I attempted to hail them as I had been taught by my mother: "Ba wuiybaa debsaz iz, lab baya pa zboullazz." (The kyurtee watches, let there be stillness). One of the men, a spare type with hair the colour of a hawk's yellow-white underfeathers, moved toward me, his eyes narrowed in thought. We then had a most awkward conversation, broken as any could be, as he attempted to speak to me with a mixture of the plains tongue and his own.

"You ahrtyt Plainsiyahl, yes? We ahrtyt from Havena, ahrtuisi od northern sea, and have been... yitbepului... exploring. We ahrtyt peaceful, and iyish to learn. I ahp Amene E'Saebaesan." He paused to tap an embroidered spot on his jacket which looked rather like a snake, wearing an expression of obvious pride; I had no idea why, but since I thought I understood his message well enough, I smiled and replied anyway.

"I am Graie'da, brother of Zi-Zwu -" I gestured to her, noticing the look of awe on her face as I did, "- and son of Ba Daareouch Wuiybaa sect. Welcome to Ayb. My family is friendly, but only with those who are friendly toward us." I gathered myself up, attempting to look fierce, but Amene merely frowned for several long moments, then grinned.

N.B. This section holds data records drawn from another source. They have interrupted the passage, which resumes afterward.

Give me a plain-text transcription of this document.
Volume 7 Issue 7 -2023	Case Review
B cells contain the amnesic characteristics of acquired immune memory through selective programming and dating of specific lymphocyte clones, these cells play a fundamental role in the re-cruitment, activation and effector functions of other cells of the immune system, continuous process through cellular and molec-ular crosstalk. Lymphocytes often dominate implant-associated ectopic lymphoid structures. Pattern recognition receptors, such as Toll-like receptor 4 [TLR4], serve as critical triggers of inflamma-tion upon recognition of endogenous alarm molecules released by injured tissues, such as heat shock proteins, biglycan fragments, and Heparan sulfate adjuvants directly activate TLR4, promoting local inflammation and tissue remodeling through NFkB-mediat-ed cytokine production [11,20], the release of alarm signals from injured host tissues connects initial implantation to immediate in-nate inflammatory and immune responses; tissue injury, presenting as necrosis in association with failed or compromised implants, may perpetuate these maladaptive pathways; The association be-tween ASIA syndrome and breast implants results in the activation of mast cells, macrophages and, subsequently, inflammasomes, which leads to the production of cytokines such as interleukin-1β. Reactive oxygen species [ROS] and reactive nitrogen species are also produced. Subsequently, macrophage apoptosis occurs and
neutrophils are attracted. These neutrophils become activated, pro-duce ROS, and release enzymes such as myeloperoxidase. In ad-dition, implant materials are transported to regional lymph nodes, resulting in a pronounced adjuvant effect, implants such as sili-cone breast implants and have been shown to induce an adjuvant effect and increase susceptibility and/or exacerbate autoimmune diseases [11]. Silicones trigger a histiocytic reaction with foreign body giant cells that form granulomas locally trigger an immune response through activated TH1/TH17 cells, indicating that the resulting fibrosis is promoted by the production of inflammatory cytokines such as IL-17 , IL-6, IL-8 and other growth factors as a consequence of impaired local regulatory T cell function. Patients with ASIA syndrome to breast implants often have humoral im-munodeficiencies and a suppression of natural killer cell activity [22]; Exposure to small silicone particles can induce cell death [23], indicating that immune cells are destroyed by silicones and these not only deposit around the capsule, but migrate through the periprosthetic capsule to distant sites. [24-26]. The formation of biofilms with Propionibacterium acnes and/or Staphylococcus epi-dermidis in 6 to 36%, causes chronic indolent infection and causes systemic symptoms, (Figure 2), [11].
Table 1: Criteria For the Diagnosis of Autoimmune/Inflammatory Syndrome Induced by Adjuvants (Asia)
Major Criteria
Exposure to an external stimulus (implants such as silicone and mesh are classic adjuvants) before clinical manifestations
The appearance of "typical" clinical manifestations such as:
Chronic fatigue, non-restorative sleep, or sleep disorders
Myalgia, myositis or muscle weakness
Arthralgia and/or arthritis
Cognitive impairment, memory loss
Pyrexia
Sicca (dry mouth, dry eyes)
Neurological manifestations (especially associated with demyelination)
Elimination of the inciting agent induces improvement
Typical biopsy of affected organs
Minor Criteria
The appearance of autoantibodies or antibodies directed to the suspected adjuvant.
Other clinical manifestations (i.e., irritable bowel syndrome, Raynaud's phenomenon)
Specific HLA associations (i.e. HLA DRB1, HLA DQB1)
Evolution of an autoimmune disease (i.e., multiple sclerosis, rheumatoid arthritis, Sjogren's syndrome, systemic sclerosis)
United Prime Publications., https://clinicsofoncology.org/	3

"We ahrtyt friends with Ba Buyee sect. We met odytps east of here, and spent" - he raised two long fingers - "oiyui months. That is where I learned siuipsyt of your speech. Would you take us to your people?" His last sentence was obviously well-practiced; perhaps they had expected to find a large and angry group of us, and asked our kin for advice on how best to avoid our spears. I looked at Zi-Zwu; she shrugged, though her eyes were excited, then she said, "Let us go." I made the call of slight alarm - two quick cries, followed by a longer chant - so that our family would be ready, and beckoned to Amene and the four standing nervously behind him.

So it was that Ba Daareouch Wuiybaa met the Mariners.